The purpose of the document content ontology is represent the contents with different kinds of documents. For example, if a pathology report mentions that the speciment was taken from the patient's lung, we want to represent that the report is about the patient, the term that reprenents the patient's lung, and link the term to another ontology (such as the FMA or UBERON) that has a well structured representation of anatomical sites. Parts of the ontology are inspired by the Information Artificact Ontology and Semanticscience Integrated Ontology, but we prefer not to carry the metaphysical commits (such as a document being a kind of generically dependent continuant) that come along with these ontologies.

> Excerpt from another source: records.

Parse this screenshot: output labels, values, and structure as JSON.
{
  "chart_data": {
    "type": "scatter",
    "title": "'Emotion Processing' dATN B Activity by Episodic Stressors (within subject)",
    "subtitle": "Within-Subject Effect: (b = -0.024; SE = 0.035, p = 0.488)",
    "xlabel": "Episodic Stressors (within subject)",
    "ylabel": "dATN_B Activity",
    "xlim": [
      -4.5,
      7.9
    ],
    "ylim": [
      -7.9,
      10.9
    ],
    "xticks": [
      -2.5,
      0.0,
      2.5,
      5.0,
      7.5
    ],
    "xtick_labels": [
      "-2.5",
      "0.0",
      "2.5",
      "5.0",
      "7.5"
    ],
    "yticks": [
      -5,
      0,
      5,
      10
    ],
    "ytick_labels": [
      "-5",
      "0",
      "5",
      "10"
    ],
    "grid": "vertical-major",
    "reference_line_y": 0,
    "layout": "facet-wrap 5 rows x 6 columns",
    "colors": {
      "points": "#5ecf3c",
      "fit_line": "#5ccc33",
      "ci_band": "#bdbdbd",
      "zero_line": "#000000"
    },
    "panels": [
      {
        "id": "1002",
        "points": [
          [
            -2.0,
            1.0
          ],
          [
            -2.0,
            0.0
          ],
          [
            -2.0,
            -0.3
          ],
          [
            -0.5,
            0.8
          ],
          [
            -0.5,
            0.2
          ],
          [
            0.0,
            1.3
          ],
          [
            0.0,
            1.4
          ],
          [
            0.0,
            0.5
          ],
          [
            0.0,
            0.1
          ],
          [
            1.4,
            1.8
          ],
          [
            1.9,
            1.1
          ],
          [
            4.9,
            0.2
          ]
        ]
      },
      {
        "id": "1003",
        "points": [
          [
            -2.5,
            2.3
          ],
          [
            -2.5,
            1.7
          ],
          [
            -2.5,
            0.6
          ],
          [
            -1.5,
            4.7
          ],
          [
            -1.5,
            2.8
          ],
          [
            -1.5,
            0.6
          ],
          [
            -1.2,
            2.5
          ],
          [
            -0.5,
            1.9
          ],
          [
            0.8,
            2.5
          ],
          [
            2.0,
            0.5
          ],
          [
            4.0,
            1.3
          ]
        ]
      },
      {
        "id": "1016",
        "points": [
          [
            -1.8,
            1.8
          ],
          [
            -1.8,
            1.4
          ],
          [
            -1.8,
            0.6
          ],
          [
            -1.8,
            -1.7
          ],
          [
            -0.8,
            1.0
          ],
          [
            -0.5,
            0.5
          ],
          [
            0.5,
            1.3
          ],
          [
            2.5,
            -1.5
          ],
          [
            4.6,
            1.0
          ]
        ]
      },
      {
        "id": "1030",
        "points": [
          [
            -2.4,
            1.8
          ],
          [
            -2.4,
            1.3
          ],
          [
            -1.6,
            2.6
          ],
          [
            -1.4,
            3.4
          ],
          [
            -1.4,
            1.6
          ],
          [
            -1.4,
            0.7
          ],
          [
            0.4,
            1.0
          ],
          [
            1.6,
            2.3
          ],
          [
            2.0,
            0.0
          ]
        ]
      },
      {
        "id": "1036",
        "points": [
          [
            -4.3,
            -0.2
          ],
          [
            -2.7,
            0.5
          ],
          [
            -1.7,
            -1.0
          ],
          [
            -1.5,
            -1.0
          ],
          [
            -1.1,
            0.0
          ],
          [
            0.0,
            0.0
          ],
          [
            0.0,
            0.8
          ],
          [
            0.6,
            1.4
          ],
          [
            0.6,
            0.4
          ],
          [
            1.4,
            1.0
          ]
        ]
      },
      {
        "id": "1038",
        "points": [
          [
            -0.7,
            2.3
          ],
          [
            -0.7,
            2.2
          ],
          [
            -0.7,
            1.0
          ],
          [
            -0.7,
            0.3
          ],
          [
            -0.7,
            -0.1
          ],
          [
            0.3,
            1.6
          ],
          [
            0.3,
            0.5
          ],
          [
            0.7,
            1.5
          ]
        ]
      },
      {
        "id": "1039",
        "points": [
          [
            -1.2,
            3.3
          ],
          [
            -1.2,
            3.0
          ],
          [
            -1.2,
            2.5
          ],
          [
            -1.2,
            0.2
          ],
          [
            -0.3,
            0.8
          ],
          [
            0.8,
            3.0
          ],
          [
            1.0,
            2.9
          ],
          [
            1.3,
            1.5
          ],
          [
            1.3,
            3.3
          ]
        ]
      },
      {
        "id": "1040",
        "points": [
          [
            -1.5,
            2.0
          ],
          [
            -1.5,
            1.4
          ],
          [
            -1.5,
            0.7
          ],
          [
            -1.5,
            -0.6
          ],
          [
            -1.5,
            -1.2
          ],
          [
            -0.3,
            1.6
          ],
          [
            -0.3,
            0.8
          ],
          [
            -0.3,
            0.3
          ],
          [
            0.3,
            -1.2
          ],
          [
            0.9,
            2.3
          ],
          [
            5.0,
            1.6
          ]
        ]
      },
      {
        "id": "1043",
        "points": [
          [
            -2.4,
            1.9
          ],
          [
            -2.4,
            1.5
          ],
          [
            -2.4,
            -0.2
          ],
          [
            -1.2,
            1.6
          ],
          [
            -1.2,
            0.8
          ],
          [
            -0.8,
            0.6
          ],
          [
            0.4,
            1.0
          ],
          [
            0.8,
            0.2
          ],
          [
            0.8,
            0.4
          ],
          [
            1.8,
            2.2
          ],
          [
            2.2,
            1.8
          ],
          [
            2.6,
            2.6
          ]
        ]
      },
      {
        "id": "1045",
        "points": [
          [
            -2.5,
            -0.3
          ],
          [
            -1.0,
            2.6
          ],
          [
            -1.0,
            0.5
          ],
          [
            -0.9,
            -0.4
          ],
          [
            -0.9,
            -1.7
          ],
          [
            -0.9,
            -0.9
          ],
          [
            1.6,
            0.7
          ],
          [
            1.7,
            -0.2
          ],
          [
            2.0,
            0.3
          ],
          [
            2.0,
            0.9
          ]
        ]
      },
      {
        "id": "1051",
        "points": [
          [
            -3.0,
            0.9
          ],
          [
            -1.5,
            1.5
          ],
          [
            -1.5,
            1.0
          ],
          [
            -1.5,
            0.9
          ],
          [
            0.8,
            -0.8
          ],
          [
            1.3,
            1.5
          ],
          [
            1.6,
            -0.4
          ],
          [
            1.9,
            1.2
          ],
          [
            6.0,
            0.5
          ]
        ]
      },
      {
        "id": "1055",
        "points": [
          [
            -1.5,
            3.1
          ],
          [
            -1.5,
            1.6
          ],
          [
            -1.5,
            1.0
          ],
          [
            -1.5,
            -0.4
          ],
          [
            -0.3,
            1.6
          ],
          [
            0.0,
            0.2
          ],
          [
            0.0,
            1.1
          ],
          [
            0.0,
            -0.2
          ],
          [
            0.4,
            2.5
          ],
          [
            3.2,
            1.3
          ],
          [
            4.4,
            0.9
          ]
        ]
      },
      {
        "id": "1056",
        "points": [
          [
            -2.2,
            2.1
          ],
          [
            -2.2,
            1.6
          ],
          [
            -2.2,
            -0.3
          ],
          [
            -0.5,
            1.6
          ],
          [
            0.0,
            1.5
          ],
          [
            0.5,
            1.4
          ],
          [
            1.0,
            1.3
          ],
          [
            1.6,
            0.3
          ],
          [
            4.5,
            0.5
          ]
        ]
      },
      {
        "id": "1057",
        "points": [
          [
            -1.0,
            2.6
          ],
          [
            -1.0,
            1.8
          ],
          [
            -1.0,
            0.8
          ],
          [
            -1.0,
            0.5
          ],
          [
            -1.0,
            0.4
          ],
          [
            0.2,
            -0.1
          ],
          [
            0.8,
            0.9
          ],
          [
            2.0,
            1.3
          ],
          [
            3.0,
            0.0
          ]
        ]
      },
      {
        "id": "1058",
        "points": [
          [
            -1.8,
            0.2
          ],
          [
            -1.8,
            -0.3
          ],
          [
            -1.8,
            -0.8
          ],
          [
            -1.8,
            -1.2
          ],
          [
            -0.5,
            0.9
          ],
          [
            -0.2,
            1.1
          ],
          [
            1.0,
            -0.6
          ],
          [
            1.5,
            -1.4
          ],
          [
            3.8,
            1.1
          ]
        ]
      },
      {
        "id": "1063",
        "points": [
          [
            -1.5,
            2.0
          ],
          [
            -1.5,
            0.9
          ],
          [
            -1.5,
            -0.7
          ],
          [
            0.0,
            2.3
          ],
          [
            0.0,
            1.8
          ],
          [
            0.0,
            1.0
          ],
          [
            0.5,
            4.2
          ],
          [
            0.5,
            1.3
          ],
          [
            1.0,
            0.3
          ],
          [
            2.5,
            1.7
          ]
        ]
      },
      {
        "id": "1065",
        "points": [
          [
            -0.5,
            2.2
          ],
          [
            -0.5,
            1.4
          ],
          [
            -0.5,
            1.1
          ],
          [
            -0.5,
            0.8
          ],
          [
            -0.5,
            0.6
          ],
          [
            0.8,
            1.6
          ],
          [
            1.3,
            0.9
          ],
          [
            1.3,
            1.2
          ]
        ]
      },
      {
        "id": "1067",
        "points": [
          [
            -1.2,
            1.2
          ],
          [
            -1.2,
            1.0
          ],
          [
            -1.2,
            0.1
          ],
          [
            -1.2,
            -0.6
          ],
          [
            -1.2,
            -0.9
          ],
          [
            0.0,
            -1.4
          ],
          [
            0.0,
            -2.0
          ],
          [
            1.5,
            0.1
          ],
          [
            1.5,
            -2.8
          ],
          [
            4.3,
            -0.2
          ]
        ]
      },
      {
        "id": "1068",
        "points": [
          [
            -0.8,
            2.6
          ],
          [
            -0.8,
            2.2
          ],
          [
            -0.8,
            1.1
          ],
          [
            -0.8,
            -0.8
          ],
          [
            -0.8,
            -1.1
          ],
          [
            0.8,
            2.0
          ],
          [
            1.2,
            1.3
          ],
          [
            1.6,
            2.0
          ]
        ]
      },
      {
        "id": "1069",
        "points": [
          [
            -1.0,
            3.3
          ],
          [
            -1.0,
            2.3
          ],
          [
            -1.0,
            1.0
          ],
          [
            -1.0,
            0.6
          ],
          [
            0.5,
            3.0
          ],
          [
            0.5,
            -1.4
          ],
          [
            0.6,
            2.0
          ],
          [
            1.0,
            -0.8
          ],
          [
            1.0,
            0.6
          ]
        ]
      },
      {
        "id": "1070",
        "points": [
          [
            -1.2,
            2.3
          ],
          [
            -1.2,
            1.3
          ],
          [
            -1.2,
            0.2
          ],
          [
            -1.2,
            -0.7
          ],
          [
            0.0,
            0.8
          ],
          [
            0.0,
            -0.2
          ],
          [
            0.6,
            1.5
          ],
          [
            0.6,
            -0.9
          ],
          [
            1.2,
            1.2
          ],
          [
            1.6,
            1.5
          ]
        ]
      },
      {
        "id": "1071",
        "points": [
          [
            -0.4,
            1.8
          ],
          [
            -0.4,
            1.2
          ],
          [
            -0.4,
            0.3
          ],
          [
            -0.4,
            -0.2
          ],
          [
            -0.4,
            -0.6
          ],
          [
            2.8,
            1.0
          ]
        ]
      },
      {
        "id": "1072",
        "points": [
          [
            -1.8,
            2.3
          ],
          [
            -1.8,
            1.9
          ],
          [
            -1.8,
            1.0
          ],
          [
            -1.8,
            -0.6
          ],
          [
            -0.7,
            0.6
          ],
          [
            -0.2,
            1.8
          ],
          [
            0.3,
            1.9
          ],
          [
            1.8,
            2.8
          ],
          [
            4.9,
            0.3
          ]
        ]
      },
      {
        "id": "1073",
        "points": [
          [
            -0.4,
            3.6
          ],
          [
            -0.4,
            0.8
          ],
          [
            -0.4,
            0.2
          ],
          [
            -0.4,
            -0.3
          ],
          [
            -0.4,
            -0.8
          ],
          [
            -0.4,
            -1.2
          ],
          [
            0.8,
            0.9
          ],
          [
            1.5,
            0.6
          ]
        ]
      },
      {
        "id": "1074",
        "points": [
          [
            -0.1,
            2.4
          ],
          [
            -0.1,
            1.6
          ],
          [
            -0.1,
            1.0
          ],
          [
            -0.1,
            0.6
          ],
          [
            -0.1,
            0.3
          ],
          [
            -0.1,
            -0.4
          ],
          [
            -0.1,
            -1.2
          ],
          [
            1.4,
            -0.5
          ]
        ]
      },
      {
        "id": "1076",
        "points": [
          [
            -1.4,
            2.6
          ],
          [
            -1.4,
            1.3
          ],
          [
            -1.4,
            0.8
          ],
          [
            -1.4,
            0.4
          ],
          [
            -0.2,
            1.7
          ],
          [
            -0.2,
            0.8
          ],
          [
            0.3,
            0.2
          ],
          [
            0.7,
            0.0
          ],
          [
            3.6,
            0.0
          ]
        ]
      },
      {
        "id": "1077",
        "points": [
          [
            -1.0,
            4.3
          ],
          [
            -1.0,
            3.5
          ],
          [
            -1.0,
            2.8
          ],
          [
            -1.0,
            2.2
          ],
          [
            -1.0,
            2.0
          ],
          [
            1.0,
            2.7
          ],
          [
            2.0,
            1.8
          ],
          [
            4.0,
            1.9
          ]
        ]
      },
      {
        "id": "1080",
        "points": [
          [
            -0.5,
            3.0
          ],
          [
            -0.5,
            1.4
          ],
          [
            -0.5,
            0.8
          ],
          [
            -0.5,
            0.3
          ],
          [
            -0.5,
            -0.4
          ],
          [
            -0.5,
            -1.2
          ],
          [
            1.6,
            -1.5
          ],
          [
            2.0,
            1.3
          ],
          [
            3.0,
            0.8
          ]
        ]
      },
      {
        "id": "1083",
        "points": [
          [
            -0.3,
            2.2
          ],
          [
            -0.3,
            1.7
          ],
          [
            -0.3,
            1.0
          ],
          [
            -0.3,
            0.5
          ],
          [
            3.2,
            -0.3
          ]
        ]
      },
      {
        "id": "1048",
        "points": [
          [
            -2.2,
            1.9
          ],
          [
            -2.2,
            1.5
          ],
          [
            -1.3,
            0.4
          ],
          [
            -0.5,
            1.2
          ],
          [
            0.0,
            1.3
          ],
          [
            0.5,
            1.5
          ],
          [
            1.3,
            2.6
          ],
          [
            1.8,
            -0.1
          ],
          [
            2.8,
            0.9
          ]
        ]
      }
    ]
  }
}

Our driving use case is the processing the output of text documents passed through the Noble Coder Named Entity Recognition engine (http://noble-tools.dbmi.pitt.edu/). From this output, we represent the relevant parts, such as index where a particular term was found and its semantic type (i.e., the ontology class that specifies the meaning of the term). Output from other NLP (or text mining) programs can (of course) be used, and other annotations and data properties can be added as needed.
Raw Noble output for use with the scripts is located in the 'sample data' folder.
The raw output is run through scripts in the following order:
- NOBLE_output_processing
- ontologic_note_representation
This leaves you with a turtle (.ttl) file that can be loaded into a triple store along with the note_representation ontology.